Lawmakers use the quarterly forecast to help craft a budget for the fiscal year that begins July 1.
By law, they must produce a balanced budget during the Legislative session that ends in May.
The expected deficit was $500 million when Gov. John Hickenlooper released his proposed $28.5 billion budget last fall.
Friday’s forecast said state revenues will increase as Colorado’s economy strengthens this year, though that growth mainly in the metro Denver and Fort Collins regions is being restrained by tight labor and housing markets.

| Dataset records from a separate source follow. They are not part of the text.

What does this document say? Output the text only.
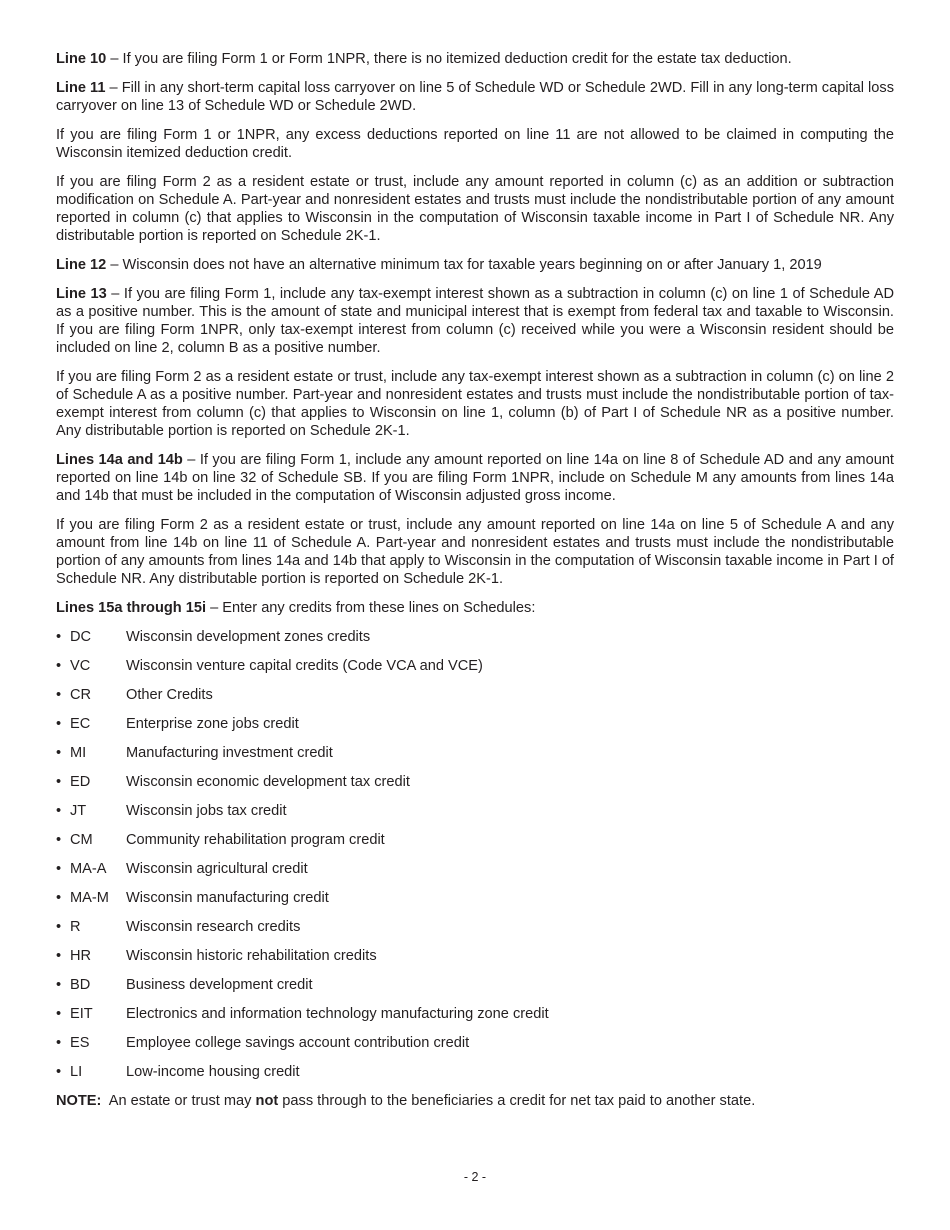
Line 10 – If you are filing Form 1 or Form 1NPR, there is no itemized deduction credit for the estate tax deduction.

Line 11 – Fill in any short-term capital loss carryover on line 5 of Schedule WD or Schedule 2WD. Fill in any long-term capital loss carryover on line 13 of Schedule WD or Schedule 2WD.

If you are filing Form 1 or 1NPR, any excess deductions reported on line 11 are not allowed to be claimed in computing the Wisconsin itemized deduction credit.

If you are filing Form 2 as a resident estate or trust, include any amount reported in column (c) as an addition or subtraction modification on Schedule A. Part-year and nonresident estates and trusts must include the nondistributable portion of any amount reported in column (c) that applies to Wisconsin in the computation of Wisconsin taxable income in Part I of Schedule NR. Any distributable portion is reported on Schedule 2K-1.

Line 12 – Wisconsin does not have an alternative minimum tax for taxable years beginning on or after January 1, 2019

Line 13 – If you are filing Form 1, include any tax-exempt interest shown as a subtraction in column (c) on line 1 of Schedule AD as a positive number. This is the amount of state and municipal interest that is exempt from federal tax and taxable to Wisconsin. If you are filing Form 1NPR, only tax-exempt interest from column (c) received while you were a Wisconsin resident should be included on line 2, column B as a positive number.

If you are filing Form 2 as a resident estate or trust, include any tax-exempt interest shown as a subtraction in column (c) on line 2 of Schedule A as a positive number. Part-year and nonresident estates and trusts must include the nondistributable portion of tax-exempt interest from column (c) that applies to Wisconsin on line 1, column (b) of Part I of Schedule NR as a positive number. Any distributable portion is reported on Schedule 2K-1.

Lines 14a and 14b – If you are filing Form 1, include any amount reported on line 14a on line 8 of Schedule AD and any amount reported on line 14b on line 32 of Schedule SB. If you are filing Form 1NPR, include on Schedule M any amounts from lines 14a and 14b that must be included in the computation of Wisconsin adjusted gross income.

If you are filing Form 2 as a resident estate or trust, include any amount reported on line 14a on line 5 of Schedule A and any amount from line 14b on line 11 of Schedule A. Part-year and nonresident estates and trusts must include the nondistributable portion of any amounts from lines 14a and 14b that apply to Wisconsin in the computation of Wisconsin taxable income in Part I of Schedule NR. Any distributable portion is reported on Schedule 2K-1.

Lines 15a through 15i – Enter any credits from these lines on Schedules:

• DC	Wisconsin development zones credits
• VC	Wisconsin venture capital credits (Code VCA and VCE)
• CR	Other Credits
• EC	Enterprise zone jobs credit
• MI	Manufacturing investment credit
• ED	Wisconsin economic development tax credit
• JT	Wisconsin jobs tax credit
• CM	Community rehabilitation program credit
• MA-A	Wisconsin agricultural credit
• MA-M	Wisconsin manufacturing credit
• R	Wisconsin research credits
• HR	Wisconsin historic rehabilitation credits
• BD	Business development credit
• EIT	Electronics and information technology manufacturing zone credit
• ES	Employee college savings account contribution credit
• LI	Low-income housing credit

NOTE:  An estate or trust may not pass through to the beneficiaries a credit for net tax paid to another state.

- 2 -
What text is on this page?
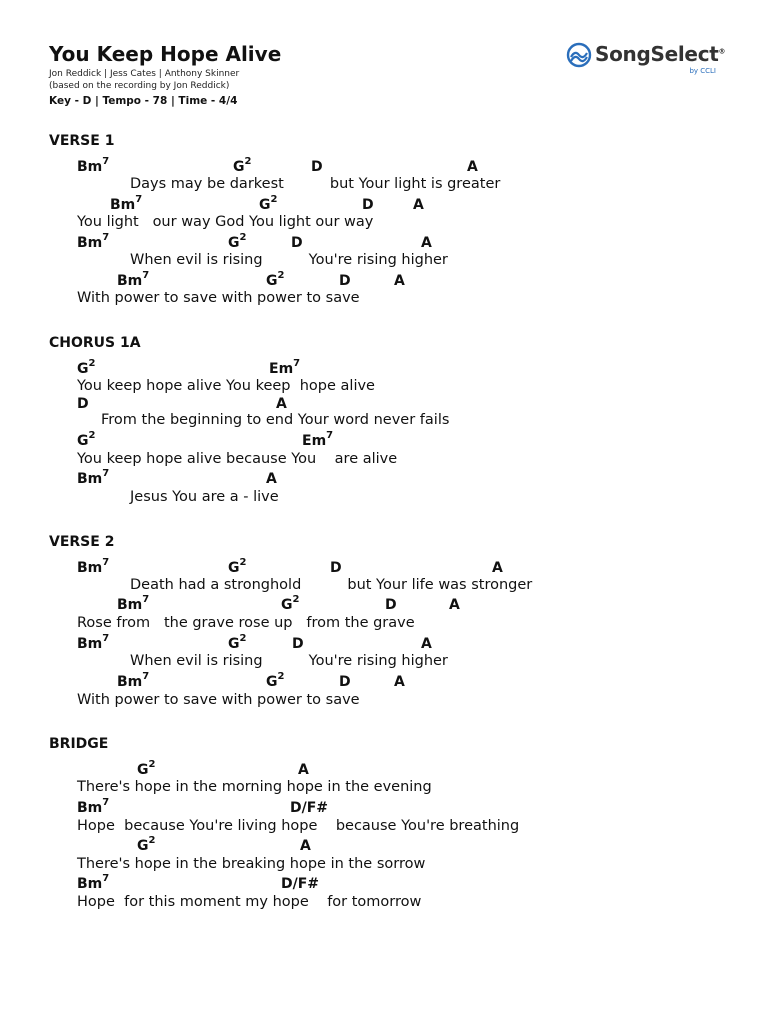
You Keep Hope Alive
Jon Reddick | Jess Cates | Anthony Skinner
(based on the recording by Jon Reddick)
Key - D | Tempo - 78 | Time - 4/4
SongSelect®
by CCLI
VERSE 1
Bm$^7$	$G^2$	D	A
Days may be darkest          but Your light is greater
Bm$^7$	$G^2$	D	A
You light   our way God You light our way
Bm$^7$	$G^2$	D	A
When evil is rising          You're rising higher
Bm$^7$	$G^2$	D	A
With power to save with power to save
CHORUS 1A
$G^2$	Em$^7$
You keep hope alive You keep  hope alive
D	A
From the beginning to end Your word never fails
$G^2$	Em$^7$
You keep hope alive because You    are alive
Bm$^7$	A
Jesus You are a - live
VERSE 2
Bm$^7$	$G^2$	D	A
Death had a stronghold          but Your life was stronger
Bm$^7$	$G^2$	D	A
Rose from   the grave rose up   from the grave
Bm$^7$	$G^2$	D	A
When evil is rising          You're rising higher
Bm$^7$	$G^2$	D	A
With power to save with power to save
BRIDGE
$G^2$	A
There's hope in the morning hope in the evening
Bm$^7$	D/F#
Hope  because You're living hope    because You're breathing
$G^2$	A
There's hope in the breaking hope in the sorrow
Bm$^7$	D/F#
Hope  for this moment my hope    for tomorrow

Low agricultural prices mean rural areas continue to struggle.
Despite increasing revenues, constitutionally-mandated tax rebates, transportation spending and other measures mean there is a $697 million gap in the general fund, which is the state’s treasury.
Revenues are expected to grow by 4 percent this year and by more than 5 percent in fiscal year 2017-18.
But the report said that government spending can grow by less than 1 percent because of those spending mandates — as well as a requirement that the general fund reserve equal 6.5 percent of total spending.
Under the forecast, the government would have to issue $135 million in taxpayer refunds next fiscal year and $145 million in fiscal year 2018-19.
The Taxpayer’s Bill of Rights requires refunds whenever revenues surpass a cap that is based on population growth and inflation.
The forecast was being presented to the powerful Joint Budget Committee on Friday.
Legislative economists were also expected to present their own quarterly forecasts.